One of the UK’s largest discount retailers has been fined a record £480,000 for repeatedly selling knives to children in east London.
B&M Bargains fined record £480,000 for repeatedly selling knifes to children
B &M Bargains admitted its staff handed over blades to four teenagers as young as 14, who were sent to the Dagenham and Romford stores by police and trading standards officers - writes standard.co.uk
At a hearing on Friday, district judge Gary Lucie said the company had failed to put in place a system which would prevent children from buying knives.
“Knife crime is at record levels across the country, particularly in London,” he said.
“One of the most concerning failures is that B&M did not implement other systems. This includes putting knives in cupboards as it does with perfume.”
Judge Lucie originally imposed a fine of £720,000 but reduced this by a third because B&M “admitted the offence at the earliest opportunity”.
He added that this was the equivalent of just one day of profits for the company, which turned over £2.6billlion last year.
The case was heard less than a month after B&M worker Shevaun Sorrell, 22, was stabbed to death in Deptford.
The court heard that two teenagers, aged 14 and 15, were sent into the Chadwell Heath B&M to purchase knives on September 19 2017.
Two days later the Vicarage Field shop in Barking was visited by a 16-year-old who picked up a three-piece knife set. And in January a 14-year-old was sent into the same store to buy a blade.
Model who stabbed rival in the heart jailed for 25 years for murder
During all of the undercover operations the teenagers were able to purchase knives completely unchallenged by staff.
It is illegal to sell a blade over three inches long to anyone under 18 and companies can face unlimited fines for breaking the law.
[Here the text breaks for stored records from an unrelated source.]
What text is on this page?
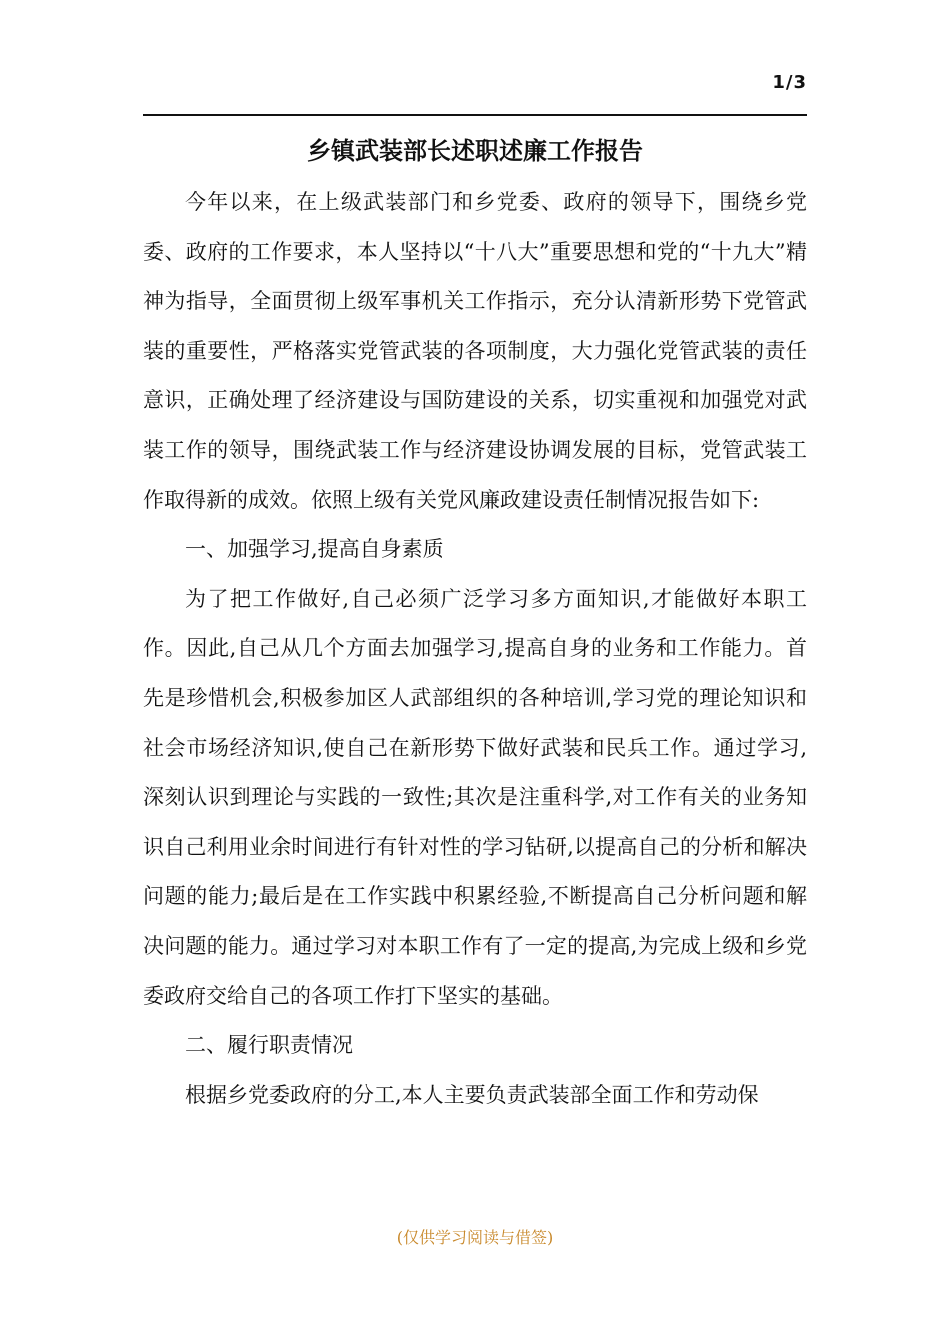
1/3
乡镇武装部长述职述廉工作报告

今年以来，在上级武装部门和乡党委、政府的领导下，围绕乡党委、政府的工作要求，本人坚持以“十八大”重要思想和党的“十九大”精神为指导，全面贯彻上级军事机关工作指示，充分认清新形势下党管武装的重要性，严格落实党管武装的各项制度，大力强化党管武装的责任意识，正确处理了经济建设与国防建设的关系，切实重视和加强党对武装工作的领导，围绕武装工作与经济建设协调发展的目标，党管武装工作取得新的成效。依照上级有关党风廉政建设责任制情况报告如下:

一、加强学习,提高自身素质

为了把工作做好,自己必须广泛学习多方面知识,才能做好本职工作。因此,自己从几个方面去加强学习,提高自身的业务和工作能力。首先是珍惜机会,积极参加区人武部组织的各种培训,学习党的理论知识和社会市场经济知识,使自己在新形势下做好武装和民兵工作。通过学习,深刻认识到理论与实践的一致性;其次是注重科学,对工作有关的业务知识自己利用业余时间进行有针对性的学习钻研,以提高自己的分析和解决问题的能力;最后是在工作实践中积累经验,不断提高自己分析问题和解决问题的能力。通过学习对本职工作有了一定的提高,为完成上级和乡党委政府交给自己的各项工作打下坚实的基础。

二、履行职责情况

根据乡党委政府的分工,本人主要负责武装部全面工作和劳动保

(仅供学习阅读与借签)
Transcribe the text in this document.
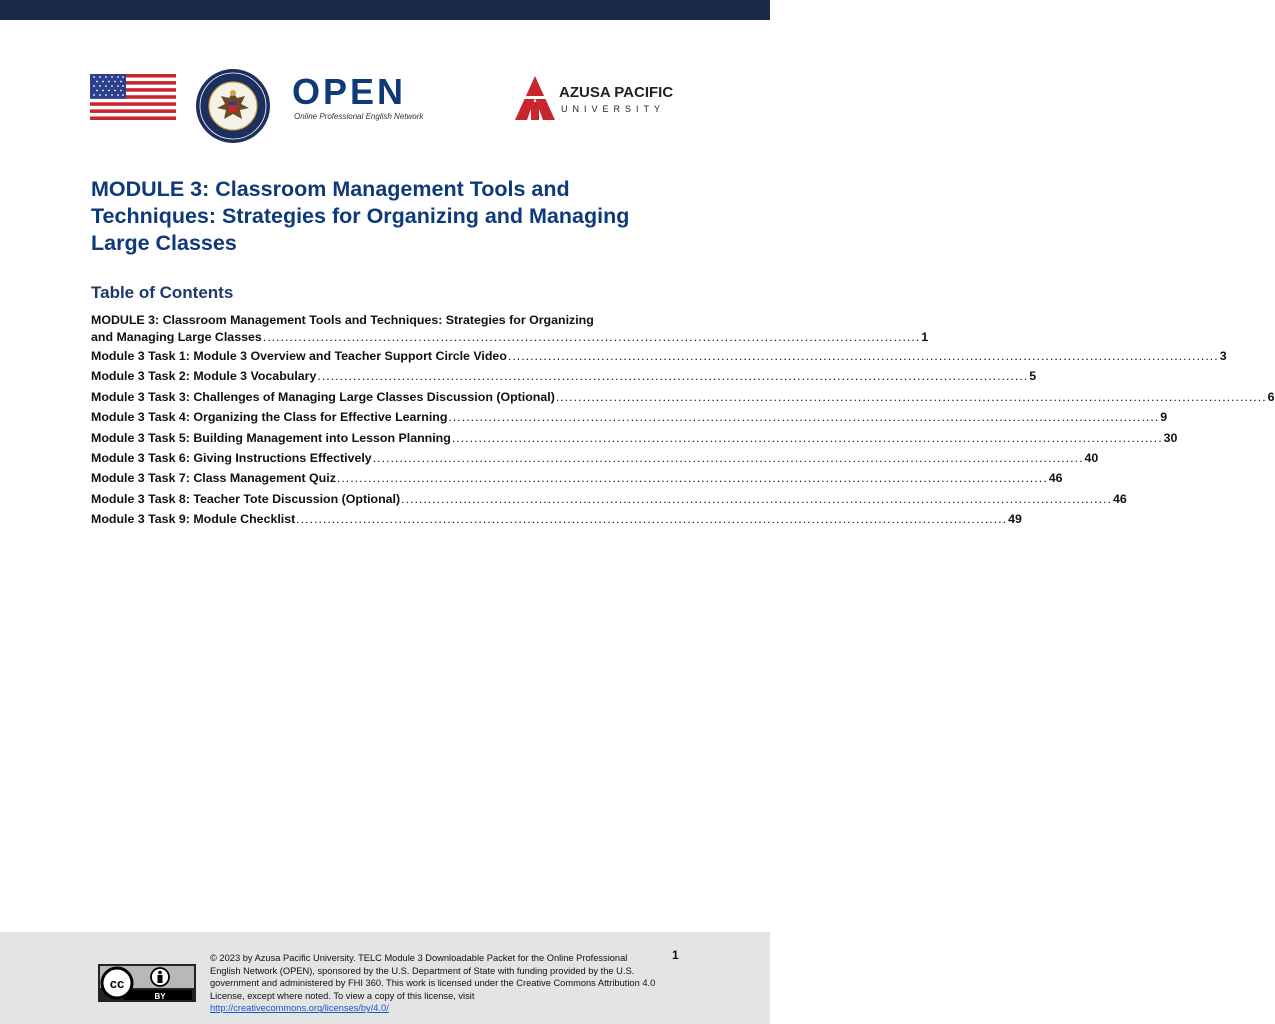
OPEN
Online Professional English Network
AZUSA PACIFIC
UNIVERSITY
MODULE 3: Classroom Management Tools and Techniques: Strategies for Organizing and Managing Large Classes
Table of Contents
MODULE 3: Classroom Management Tools and Techniques: Strategies for Organizing
and Managing Large Classes .................................................................................................................................................... 1
Module 3 Task 1: Module 3 Overview and Teacher Support Circle Video ................................................................................................................................................................ 3
Module 3 Task 2: Module 3 Vocabulary ................................................................................................................................................................ 5
Module 3 Task 3: Challenges of Managing Large Classes Discussion (Optional) ................................................................................................................................................................ 6
Module 3 Task 4: Organizing the Class for Effective Learning ................................................................................................................................................................ 9
Module 3 Task 5: Building Management into Lesson Planning ................................................................................................................................................................ 30
Module 3 Task 6: Giving Instructions Effectively ................................................................................................................................................................ 40
Module 3 Task 7: Class Management Quiz ................................................................................................................................................................ 46
Module 3 Task 8: Teacher Tote Discussion (Optional) ................................................................................................................................................................ 46
Module 3 Task 9: Module Checklist ................................................................................................................................................................ 49
cc
BY
© 2023 by Azusa Pacific University. TELC Module 3 Downloadable Packet for the Online Professional English Network (OPEN), sponsored by the U.S. Department of State with funding provided by the U.S. government and administered by FHI 360. This work is licensed under the Creative Commons Attribution 4.0 License, except where noted. To view a copy of this license, visit
http://creativecommons.org/licenses/by/4.0/
1
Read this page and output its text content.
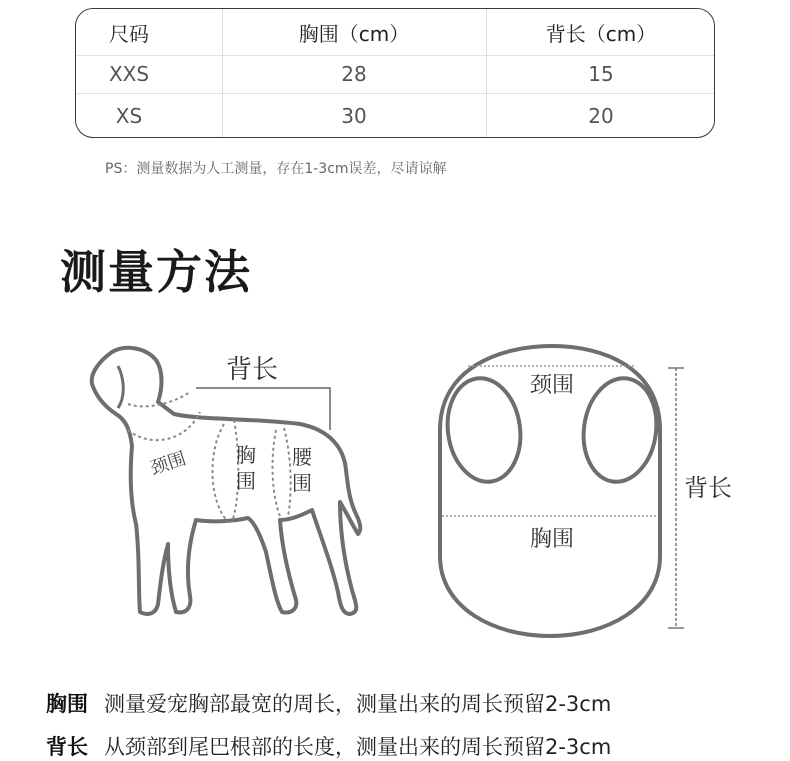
尺码	胸围（cm）	背长（cm）
XXS	28	15
XS	30	20
PS：测量数据为人工测量，存在1-3cm误差，尽请谅解
测量方法
背长
颈围 胸
围
腰
围
颈围
胸围
背长
胸围 测量爱宠胸部最宽的周长，测量出来的周长预留2-3cm
背长 从颈部到尾巴根部的长度，测量出来的周长预留2-3cm
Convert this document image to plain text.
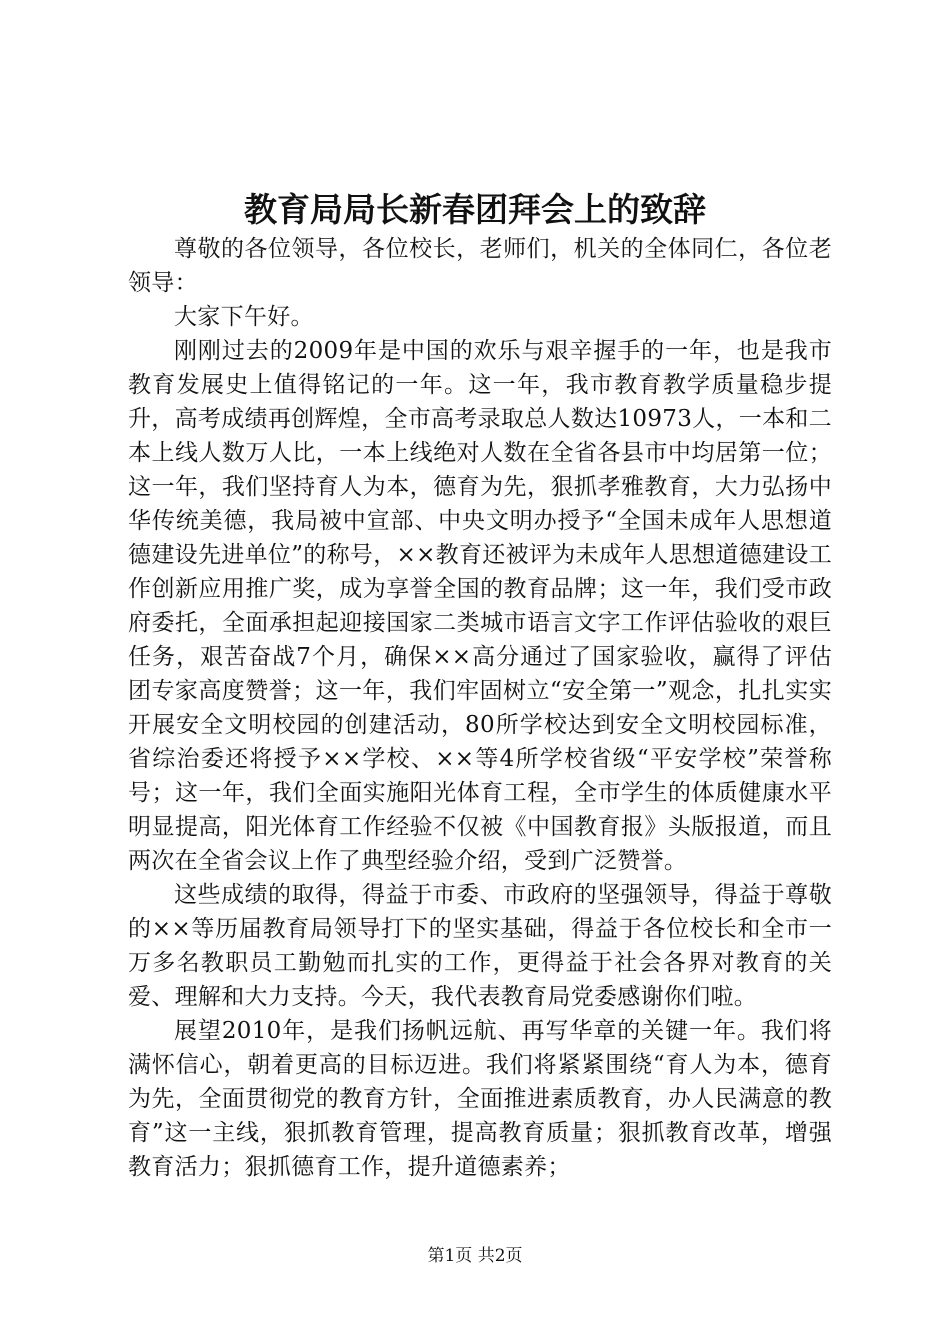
教育局局长新春团拜会上的致辞

尊敬的各位领导，各位校长，老师们，机关的全体同仁，各位老领导：

大家下午好。

刚刚过去的2009年是中国的欢乐与艰辛握手的一年，也是我市教育发展史上值得铭记的一年。这一年，我市教育教学质量稳步提升，高考成绩再创辉煌，全市高考录取总人数达10973人，一本和二本上线人数万人比，一本上线绝对人数在全省各县市中均居第一位；这一年，我们坚持育人为本，德育为先，狠抓孝雅教育，大力弘扬中华传统美德，我局被中宣部、中央文明办授予“全国未成年人思想道德建设先进单位”的称号，××教育还被评为未成年人思想道德建设工作创新应用推广奖，成为享誉全国的教育品牌；这一年，我们受市政府委托，全面承担起迎接国家二类城市语言文字工作评估验收的艰巨任务，艰苦奋战7个月，确保××高分通过了国家验收，赢得了评估团专家高度赞誉；这一年，我们牢固树立“安全第一”观念，扎扎实实开展安全文明校园的创建活动，80所学校达到安全文明校园标准，省综治委还将授予××学校、××等4所学校省级“平安学校”荣誉称号；这一年，我们全面实施阳光体育工程，全市学生的体质健康水平明显提高，阳光体育工作经验不仅被《中国教育报》头版报道，而且两次在全省会议上作了典型经验介绍，受到广泛赞誉。

这些成绩的取得，得益于市委、市政府的坚强领导，得益于尊敬的××等历届教育局领导打下的坚实基础，得益于各位校长和全市一万多名教职员工勤勉而扎实的工作，更得益于社会各界对教育的关爱、理解和大力支持。今天，我代表教育局党委感谢你们啦。

展望2010年，是我们扬帆远航、再写华章的关键一年。我们将满怀信心，朝着更高的目标迈进。我们将紧紧围绕“育人为本，德育为先，全面贯彻党的教育方针，全面推进素质教育，办人民满意的教育”这一主线，狠抓教育管理，提高教育质量；狠抓教育改革，增强教育活力；狠抓德育工作，提升道德素养；

第1页 共2页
The largest fine reported before Friday was to sports chain Decathlon, which was ordered to pay £20,000 in March after selling a knife to a teenager in Wandsworth.
At an earlier hearing Stuart Jessop, defending, said B&M served millions of customers a week at its 560 stores and it was “inevitable” mistakes would be made.
He added: “B&M accept that they did not get it right and there were failings. There is a lot of remorse from the company.”
Six teenagers have been stabbed to death in east London this year. Hassan Ozcan, 19, died from multiple stab wounds in Barking on February 3. Promise Nkenda was stabbed to death in Canning Town 11 days later.
Lyndon Davis, 18, was murdered in Chadwell Heath on March 14, while Isreal Ogunsola, also 18, was knifed in Hackney on April 4. Sami Sidhom, 18, was murdered just metres from his home in Forest Gate, Newham, on April 16 and Jordan Douherty, 15, became London’s youngest murder victim was he was stabbed to death in Romford on June 25.
Dagenham councillor Margaret Mullane, cabinet member for community safety, said: “This is a major milestone for us as we continue the fight against knife crime in the capital.
“The magnitude of this fine sends out a strong warning that no matter how big a business is, we will not tolerate anyone selling knives to people under the age of 18.
“It is the responsibility of all businesses in the borough no matter how big they are, too work and protect the local community.”
B&M has 28 days to pay the £480,000 fine, plus £12,428 court costs and a £170 victim surcharge.